A colleague of mine has just returned from a visit to a country that's currently at war. He purchased a (very expensive) insurance policy beforehand. Before purchasing he questioned why it was so expensive and was told it was due to the war.
The UK Foreign Office currently advise against all travel to the country.
After returning, he spotted that the small-print in the policy states that the policy is invalid if the Foreign Office advise against travel to that country.
The insurers have refused to issue a refund, but have also admitted that they wouldn't have paid out if a claim was made. They've suggested that the buyer should have read all the small print before-hand! They've also implied that they weren't aware of their own small print that made their policy invalid!

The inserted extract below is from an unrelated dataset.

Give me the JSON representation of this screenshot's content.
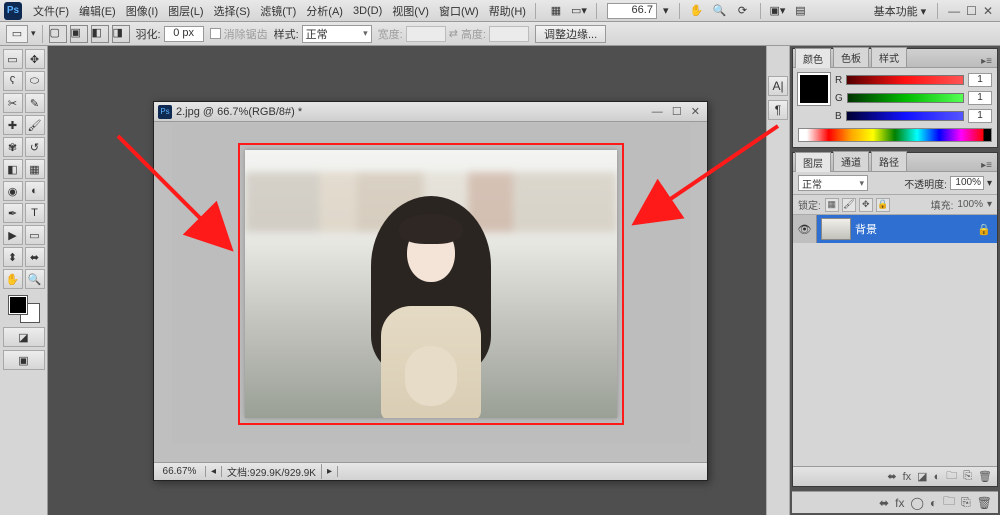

For clarity - the policy was for a weeks travel to a single, explicitly named country, the war has been going on for some time and the foreign office has been advising against all travel for many months. The small print indicates that the entire policy is voided by the foreign office advice - so even if the trip was cancelled because of an accident on the way to the airport in the UK, the policy wouldn't have paid out.
I can understand the concept that a buyer is responsible for checking that a purchase is suitable for their needs, but selling an un-claimable insurance policy seems akin to selling a plane without wings, a lead life-jacket or a chocolate tea-pot.